CHICAGO — Certain brain areas are sluggish in people who eat too little and hyperactive in people who eat too much, a new study finds.
The results, presented April 3 at the annual meeting of the Cognitive Neuroscience Society, are based on brain activity in people who ranged from dangerously thin to morbidly obese. The findings help clarify the complicated relationship between the brain and food, and may even offer ways to treat conditions such as anorexia and obesity, said study coauthor Laura Holsen of Harvard Medical School and Brigham and Women’s Hospital.
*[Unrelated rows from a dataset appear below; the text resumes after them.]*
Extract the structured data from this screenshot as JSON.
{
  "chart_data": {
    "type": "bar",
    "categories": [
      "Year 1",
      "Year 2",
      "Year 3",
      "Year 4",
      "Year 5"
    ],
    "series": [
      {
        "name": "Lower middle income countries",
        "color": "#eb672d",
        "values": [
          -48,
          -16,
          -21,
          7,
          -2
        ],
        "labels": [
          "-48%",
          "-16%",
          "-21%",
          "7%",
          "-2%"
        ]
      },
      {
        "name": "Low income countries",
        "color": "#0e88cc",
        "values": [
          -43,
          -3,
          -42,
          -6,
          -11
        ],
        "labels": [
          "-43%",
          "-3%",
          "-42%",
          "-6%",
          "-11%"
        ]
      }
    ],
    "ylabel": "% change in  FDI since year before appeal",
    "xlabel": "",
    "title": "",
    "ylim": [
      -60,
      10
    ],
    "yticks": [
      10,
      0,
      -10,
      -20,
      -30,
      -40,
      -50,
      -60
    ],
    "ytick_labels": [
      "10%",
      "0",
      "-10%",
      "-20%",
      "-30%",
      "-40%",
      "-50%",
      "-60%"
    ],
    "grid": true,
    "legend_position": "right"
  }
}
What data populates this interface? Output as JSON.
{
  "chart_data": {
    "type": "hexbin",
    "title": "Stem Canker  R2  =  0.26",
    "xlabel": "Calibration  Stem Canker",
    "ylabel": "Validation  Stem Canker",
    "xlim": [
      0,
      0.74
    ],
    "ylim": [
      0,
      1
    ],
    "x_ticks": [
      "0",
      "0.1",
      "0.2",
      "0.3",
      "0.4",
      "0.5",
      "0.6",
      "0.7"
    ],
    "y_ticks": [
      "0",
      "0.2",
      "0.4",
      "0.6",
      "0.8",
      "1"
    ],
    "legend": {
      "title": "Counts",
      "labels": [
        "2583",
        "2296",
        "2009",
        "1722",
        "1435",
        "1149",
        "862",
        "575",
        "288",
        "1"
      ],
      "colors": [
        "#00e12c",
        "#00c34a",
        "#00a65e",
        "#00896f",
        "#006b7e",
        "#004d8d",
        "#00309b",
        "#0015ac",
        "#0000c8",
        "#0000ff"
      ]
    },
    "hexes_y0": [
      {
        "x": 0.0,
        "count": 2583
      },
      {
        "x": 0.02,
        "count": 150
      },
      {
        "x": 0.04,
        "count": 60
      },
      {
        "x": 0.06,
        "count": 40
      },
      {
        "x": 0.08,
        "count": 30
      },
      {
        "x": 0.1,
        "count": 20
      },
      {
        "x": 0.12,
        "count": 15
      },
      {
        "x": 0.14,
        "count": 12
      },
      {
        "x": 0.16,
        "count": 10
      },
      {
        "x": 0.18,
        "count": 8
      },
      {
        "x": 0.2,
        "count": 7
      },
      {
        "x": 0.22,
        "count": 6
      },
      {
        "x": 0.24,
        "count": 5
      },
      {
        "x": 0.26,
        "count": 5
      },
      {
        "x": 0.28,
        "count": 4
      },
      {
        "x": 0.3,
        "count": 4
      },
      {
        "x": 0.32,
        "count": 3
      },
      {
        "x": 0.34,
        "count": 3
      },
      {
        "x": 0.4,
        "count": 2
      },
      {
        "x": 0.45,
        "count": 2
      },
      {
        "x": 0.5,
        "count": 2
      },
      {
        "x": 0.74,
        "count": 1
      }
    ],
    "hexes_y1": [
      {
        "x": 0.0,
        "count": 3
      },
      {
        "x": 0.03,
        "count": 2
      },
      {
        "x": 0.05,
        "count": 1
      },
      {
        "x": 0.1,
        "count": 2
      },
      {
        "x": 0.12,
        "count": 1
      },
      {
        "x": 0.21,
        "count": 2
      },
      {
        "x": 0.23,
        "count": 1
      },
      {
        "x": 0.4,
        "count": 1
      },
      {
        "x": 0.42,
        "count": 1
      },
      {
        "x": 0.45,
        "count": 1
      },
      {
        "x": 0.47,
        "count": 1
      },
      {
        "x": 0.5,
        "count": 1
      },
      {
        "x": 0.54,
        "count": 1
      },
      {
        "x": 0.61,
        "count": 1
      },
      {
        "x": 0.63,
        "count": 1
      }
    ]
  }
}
Although scientists have looked for brain differences among particular groups of people with disordered eating habits, no previous study had compared responses to food across such a wide spectrum. “It’s important to study the extremes, because the biology is clearer in those individuals,” said psychologist Susan Carnell of the New York Obesity Nutrition Research Center, St. Luke’s-Roosevelt Hospital Center and Columbia University. “That helps us understand normal weight variation.”
One of five groups studied by the researchers consisted of people with anorexia, defined as being 85 percent or less of a healthy weight. A second group enlisted people who formerly had anorexia but had recovered to a healthy weight. Healthy people with a normal weight formed the third group; the fourth was composed of people who were obese.
At the far end of the scale and making up the final group were those with a disorder called Prader-Willi syndrome. A mutation on chromosome 15 leaves these people with developmental delays, mental deficits and an insatiable appetite. People with the syndrome often don’t feel full, leaving them vulnerable to extreme obesity. Some people with Prader-Willi have suffered stomach ruptures from extreme bouts of overeating, Holsen said. “They will eat as much as you will feed them and still not feel full.”
Holsen and her colleagues had participants come into the lab hungry and undergo fMRI brain scans while viewing pictures of high-calorie food. After eating a meal, the volunteers underwent another scan.
While hungry, volunteers with anorexia had lower than normal activity in brain areas associated with the rewarding feelings that food usually elicit: The hypothalamus, amygdala and hippocampus all showed lackluster responses to pictures of enticing food. At the other end of the spectrum, people with Prader-Willi had higher-than-normal activity in those brain regions. Volunteers in the middle three groups showed a similar trend, though less extreme.
After the meal, the pattern of activity in these reward areas didn’t change much, but the pattern in another brain area — a part of the outer layer of the brain called the dorsolateral prefrontal cortex — did. Brain activity there kicked on in most of the participants, except for those with Prader-Willi syndrome. This area might sense when the body is sated and curb further eating, Holsen said.
The results show that seemingly opposite eating disorders such as anorexia and the extreme overeating that accompanies Prader-Willi syndrome may share some common underlying brain circuits. “What’s interesting is that it seems to be the same structures that are involved in both extremes,” said Carnell. One day, these particular brain regions could be targeted in efforts to help treat obesity and anorexia by normalizing brain responses to food.